What are the documents required for a loan against property?
Here is the list of documents you will need to submit when applying for a loan against property:
- Identification Proof – Aadhaar Card, Pan Card, Passport, Voter ID Card.
- Proof of Income – Salary Slip, Banking Statements
- Address Proof – Electricity Bill, Driving Licenses, Passport, Property Tax receipts
- Form 16
- Property Documents – Sale Deed, Registration Certificate, Lease Agreement, Property Insurance etc.
Please note that when you are asked to submit these documents you must ensure that all the documents are legitimate and complete because submitting documents with a few missing will only delay your loan application process and in turn delay your loan disbursal.
Submitting any fraudulent documents will lead to an immediate rejection of your loan application and the lender may even proceed with criminal charges.
What is a loan against property EMI calculator?

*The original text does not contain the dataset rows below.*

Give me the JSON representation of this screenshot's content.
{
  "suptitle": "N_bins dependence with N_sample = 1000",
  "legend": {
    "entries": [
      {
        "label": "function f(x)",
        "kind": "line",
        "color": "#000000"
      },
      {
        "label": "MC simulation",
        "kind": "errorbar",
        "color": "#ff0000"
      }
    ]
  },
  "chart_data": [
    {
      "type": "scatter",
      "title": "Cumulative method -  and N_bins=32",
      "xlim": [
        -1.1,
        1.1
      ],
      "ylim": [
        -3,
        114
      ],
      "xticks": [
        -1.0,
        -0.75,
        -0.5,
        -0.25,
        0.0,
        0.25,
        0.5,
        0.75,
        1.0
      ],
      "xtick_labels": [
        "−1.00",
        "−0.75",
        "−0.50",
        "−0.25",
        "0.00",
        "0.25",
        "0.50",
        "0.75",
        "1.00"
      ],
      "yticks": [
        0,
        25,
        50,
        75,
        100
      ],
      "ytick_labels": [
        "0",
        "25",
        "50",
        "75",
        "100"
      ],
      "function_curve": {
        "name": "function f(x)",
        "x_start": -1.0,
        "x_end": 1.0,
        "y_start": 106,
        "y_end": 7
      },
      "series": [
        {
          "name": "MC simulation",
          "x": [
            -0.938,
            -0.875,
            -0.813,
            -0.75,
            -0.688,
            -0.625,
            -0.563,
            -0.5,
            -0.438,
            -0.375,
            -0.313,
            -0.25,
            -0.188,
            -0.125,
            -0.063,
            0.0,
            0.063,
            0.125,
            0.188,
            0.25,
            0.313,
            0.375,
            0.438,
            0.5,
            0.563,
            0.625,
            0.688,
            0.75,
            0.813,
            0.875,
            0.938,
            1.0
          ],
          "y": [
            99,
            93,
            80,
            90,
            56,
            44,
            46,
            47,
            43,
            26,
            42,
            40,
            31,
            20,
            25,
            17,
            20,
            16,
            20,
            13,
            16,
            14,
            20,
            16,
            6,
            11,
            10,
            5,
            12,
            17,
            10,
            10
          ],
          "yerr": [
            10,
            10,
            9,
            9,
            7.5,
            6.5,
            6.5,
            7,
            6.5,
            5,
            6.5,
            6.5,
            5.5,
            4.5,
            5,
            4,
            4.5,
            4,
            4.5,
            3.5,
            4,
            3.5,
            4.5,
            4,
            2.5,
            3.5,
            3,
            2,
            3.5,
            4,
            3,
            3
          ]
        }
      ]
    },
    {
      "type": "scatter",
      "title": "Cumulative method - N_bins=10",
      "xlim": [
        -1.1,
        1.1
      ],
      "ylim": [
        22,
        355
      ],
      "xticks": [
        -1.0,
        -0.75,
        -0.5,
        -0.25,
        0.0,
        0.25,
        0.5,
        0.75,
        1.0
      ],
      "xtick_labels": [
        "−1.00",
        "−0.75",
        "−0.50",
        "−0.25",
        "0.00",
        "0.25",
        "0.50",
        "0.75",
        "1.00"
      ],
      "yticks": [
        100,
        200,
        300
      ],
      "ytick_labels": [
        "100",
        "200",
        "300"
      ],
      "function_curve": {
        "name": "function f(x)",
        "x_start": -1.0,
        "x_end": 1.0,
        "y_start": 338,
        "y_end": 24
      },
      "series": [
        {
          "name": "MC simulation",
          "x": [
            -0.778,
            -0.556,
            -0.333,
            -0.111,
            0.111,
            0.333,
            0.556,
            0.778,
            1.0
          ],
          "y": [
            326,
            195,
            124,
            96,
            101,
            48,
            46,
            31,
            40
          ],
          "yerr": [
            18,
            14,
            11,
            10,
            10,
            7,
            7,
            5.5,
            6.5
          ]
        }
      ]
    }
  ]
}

Before you apply for a loan against property you must approach different lenders to establish the current market trend and what each lender has to offer in regards to their loan against property offers and lending terms. A loan against property EMI calculator will help you establish your loan feasibility.
A loan against property EMI calculator is easy to use and provides you with immediate results. Here is how you can use a loan against property EMI calculator:
Step 1: Select any loan against property EMI calculator available online and visit their website
Step 2: Enter the details required by the calculator such as:
- Enter your principal loan amount
- Enter your interest rate
- Enter the tenor period
Step 3: Click on Submit
Step 4: Once you submit these details the calculator will display the monthly instalment, total interest payable and the total loan amount.
The benefits of a loan against property EMI calculator are as follows:
- A loan against property EMI calculator is easy to use
- You are able to compare the offers from multiple different lenders which will help in making an informed decision
- A loan against property EMI calculator works on the basics of an algorithm so it is able to provide you with maximum accuracy every time and is quick to deliver results.